Hi Xavier, Thank you for the response. This data is another researcher's and so I really don't know what the relationships are/mean among the data, however, I did run Rank on them and that has consolidated some of the samples, particularly those with value = 0.

I think I am almost ready to try to run; however, I am unable to get the phenotype file in the correct format (my experience with R is a bit limited).
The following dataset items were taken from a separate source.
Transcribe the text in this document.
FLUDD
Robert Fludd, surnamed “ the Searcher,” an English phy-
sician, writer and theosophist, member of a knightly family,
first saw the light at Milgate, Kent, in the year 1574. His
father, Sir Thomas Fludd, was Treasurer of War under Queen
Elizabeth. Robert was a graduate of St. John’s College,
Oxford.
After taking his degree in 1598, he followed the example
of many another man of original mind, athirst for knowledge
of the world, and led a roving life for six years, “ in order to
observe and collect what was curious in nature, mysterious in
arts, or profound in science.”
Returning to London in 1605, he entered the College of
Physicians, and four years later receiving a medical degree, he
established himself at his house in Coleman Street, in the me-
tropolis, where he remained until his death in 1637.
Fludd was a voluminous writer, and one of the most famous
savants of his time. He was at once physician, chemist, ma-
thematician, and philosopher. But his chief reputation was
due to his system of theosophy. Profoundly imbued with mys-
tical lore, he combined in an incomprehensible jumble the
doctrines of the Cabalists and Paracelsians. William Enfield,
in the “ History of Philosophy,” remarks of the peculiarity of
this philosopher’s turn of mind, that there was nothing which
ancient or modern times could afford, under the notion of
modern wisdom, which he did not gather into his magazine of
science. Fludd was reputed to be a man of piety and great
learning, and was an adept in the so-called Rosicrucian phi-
I think snp file is ready to go relative to test "snps":

> str(snps)
 num [1:100, 1:20003] 0 1 1 1 1 1 1 1 1 1 ...
 - attr(*, "dimnames")=List of 2
  ..$ : chr [1:100] "A_1090" "B_1078" "A_1070" "B_1083" ...
  ..$ : chr [1:20003] "1.g" "1.a" "2.t" "2.g" ...
> str(snps.m3.matrix)
 int [1:85, 1:62099] 0 1 0 0 0 NA 1 0 0 NA ...
 - attr(*, "dimnames")=List of 2
  ..$ : chr [1:85] "PANS_1_1" "PANS_1_10" "PANS_1_2" "PANS_1_5" ...
  ..$ : chr [1:62099] "X43.12213.g" "X43.12214.a" "X43.12215.c" "X43.12220.t" ...
> is.null(rownames(snps))
[1] FALSE
> is.null(rownames(snps.m3.matrix))
[1] FALSE

From the experimental datasets, I see the the class of "phen" is factor, so I imported my ranked data as follows (I tried importing 2 ways listed, but neither validates fully- with "phen" result).

> phen.ranked.matrix <- as.matrix(read.table(file="phen_ranked_ordered.txt", sep="\t", header=FALSE, row.names=1))
> phen.ranked.matrix2 <- as.matrix(read.table(file="phen_ranked_ordered.txt", sep="\t", header=FALSE))
> phen_ranked_factor <- as.factor(phen.ranked.matrix)
> phen_ranked_factor2 <- as.factor(phen.ranked.matrix2)
> class(phen_ranked_factor)
[1] "factor"
> class(phen_ranked_factor2)
[1] "factor"
> head(phen_ranked_factor)
[1] 56 56 22 2  4  56
52 Levels: 1 2 3 4 5 6 7 8 9 10 11 12 13 14 15 16 17 18 19 20 22 23 24 ... 56
> head(phen_ranked_factor2)
[1] PANS_1_1  PANS_1_10 PANS_1_2  PANS_1_5  PANS_1_6  PANS_1_8 
137 Levels:  1 10 11 12 13 14 15 16 17 18 19  2 20 22 23 24 25 26 27 28 ... PNA_99_9
#Check test data "phen"
> is.null(names(phen))
[1] FALSE
#Check my data
> is.null(names(phen_ranked_factor))
[1] TRUE
> is.null(names(phen_ranked_factor2))
[1] TRUE
> all(names(phen_ranked_factor) %in% rownames(snps.m3.matrix))
[1] TRUE
> all(names(phen_ranked_factor2) %in% rownames(snps.m3.matrix))
[1] TRUE
> all(rownames(snps.m3.matrix) %in% names(phen_ranked_factor))
[1] FALSE
> all(rownames(snps.m3.matrix) %in% names(phen_ranked_factor2))
[1] FALSE

Any idea why the first test validates as TRUE and the third test validates as FALSE?